De discussie rond het fenomeen ‘hoofdconstructeur’ duurt voort. Recentelijk ventileerden twee leden van de Werkgroep KPCV, Erik Middelkoop en René Sterken, daarover hun meningen in Cement(online) en BmS Magazine. Onafhankelijk van elkaar.

In zijn column “Hoofdconstructeur: vloek of zegen?” legt Erik Middelkoop van RHDHV nog eens uit waarop het KPCV weloverwogen geen gebruik maakt van de term hoofdconstructeur. Hij betoogt dat deze term van oudsher wordt gebruikt voor de constructeur die het constructief ontwerp maakt en vervolgens supervisie houdt over de uitwerking en uitvoering. Maar in de loop van de jaren is de omvang van het takenpakket steeds verder teruggebracht tot de absolute kern: ontwerpen en coördineren. Detailberekeningen (zelfs niet van in het werk gestort beton), bouwkundige constructies, hulpconstructies en het toezicht op de uitvoering behoren niet meer tot het standaard takenpakket van de hoofdconstructeur. Evenmin houdt hij nog supervisie over deze werkzaamheden. Met andere woorden: de term dekt allang de lading niet meer, terwijl in pleidooien naar aanleiding van ‘Eindhoven’ de hoofdconstructeur het toverstafje lijkt dat alle problemen op het gebied van constructieve veiligheid in één keer oplost. Waarbij gemakshalve wordt vergeten dat er in Eindhoven een hoofdconstructeur was! 

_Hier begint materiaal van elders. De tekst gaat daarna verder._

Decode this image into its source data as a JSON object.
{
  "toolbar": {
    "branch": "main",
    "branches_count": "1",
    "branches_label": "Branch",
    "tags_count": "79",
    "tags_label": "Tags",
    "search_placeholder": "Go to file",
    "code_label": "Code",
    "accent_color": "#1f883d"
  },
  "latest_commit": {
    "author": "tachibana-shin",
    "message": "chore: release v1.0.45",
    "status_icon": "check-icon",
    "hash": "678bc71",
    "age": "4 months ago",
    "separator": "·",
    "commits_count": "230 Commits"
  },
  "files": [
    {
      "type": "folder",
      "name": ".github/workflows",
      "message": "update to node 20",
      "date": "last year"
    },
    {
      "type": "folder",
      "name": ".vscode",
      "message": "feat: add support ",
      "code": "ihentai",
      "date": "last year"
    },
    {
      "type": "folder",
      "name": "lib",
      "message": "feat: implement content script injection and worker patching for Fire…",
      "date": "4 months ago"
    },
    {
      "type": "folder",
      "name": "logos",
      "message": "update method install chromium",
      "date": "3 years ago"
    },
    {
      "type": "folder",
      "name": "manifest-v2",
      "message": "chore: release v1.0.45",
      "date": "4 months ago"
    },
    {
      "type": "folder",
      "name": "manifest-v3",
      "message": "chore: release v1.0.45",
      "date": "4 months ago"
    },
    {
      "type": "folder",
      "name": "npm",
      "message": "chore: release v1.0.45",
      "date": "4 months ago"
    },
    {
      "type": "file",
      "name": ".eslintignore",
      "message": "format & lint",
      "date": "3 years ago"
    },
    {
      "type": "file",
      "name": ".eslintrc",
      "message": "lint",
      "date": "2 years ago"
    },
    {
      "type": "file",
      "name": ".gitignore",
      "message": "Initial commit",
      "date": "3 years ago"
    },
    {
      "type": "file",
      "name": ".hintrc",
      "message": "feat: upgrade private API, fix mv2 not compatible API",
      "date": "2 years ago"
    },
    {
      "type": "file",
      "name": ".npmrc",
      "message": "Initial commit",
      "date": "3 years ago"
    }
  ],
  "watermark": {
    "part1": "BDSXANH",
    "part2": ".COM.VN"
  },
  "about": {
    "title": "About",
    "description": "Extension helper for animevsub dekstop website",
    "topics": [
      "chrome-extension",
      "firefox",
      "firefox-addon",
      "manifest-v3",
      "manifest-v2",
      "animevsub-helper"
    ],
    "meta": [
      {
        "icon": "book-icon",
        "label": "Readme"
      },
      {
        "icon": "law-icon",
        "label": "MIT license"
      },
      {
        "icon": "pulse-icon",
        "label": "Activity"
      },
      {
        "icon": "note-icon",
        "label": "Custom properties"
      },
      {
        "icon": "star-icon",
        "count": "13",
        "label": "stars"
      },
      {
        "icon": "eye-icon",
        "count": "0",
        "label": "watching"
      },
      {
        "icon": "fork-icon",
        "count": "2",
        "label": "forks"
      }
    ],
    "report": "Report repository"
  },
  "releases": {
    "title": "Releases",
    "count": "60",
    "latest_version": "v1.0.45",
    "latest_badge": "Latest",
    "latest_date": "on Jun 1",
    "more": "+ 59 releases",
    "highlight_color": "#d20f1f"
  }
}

Lees hier de volledige column van Erik, waarin hij ook de voor- en nadelen behandelt van het opsplitsen van het takenpakket van hoofdconstructeur in taken voor de ontwerpen constructeur en taken voor de coördinerend constructeur.

In zijn column ‘Pak op die handschoen’ in BmS Magazine komt René Sterken van BAM Advies en Engineering tot de conclusie, dat met de roep om de oude hoofdconstructeur eigenlijk wordt bedoeld: het verplicht aanstellen van een coördinerend constructeur die verantwoordelijk wordt gesteld voor het borgen van de constructieve veiligheid. Hier kan niemand op tegen zijn. René denkt dat het zelfs enorm zou helpen als de overheid dit bij wet verplicht stelt: “Zolang de bouwsector het zelf niet geregeld krijgt, moet het afgelopen zijn met vrijblijvendheid!” Voor een succesvolle uitvoering gelden volgens René wel een aantal belangrijke randvoorwaarden. Om te beginnen moeten opdrachtgevers alleen nog volledige opdrachten geven aan coördinerend constructeurs en ze daarvoor een passend honorarium betalen. De coördinerend constructeur op zijn beurt moet geen uitgeklede opdrachten meer accepteren, zijn verantwoordelijkheid nemen en aansprakelijkheid voor zijn verzwaarde rol aanvaarden. En de bouwbedrijven moeten goede leveranciers en onderaannemers contracteren, met bijbehorende competente deelconstructeurs.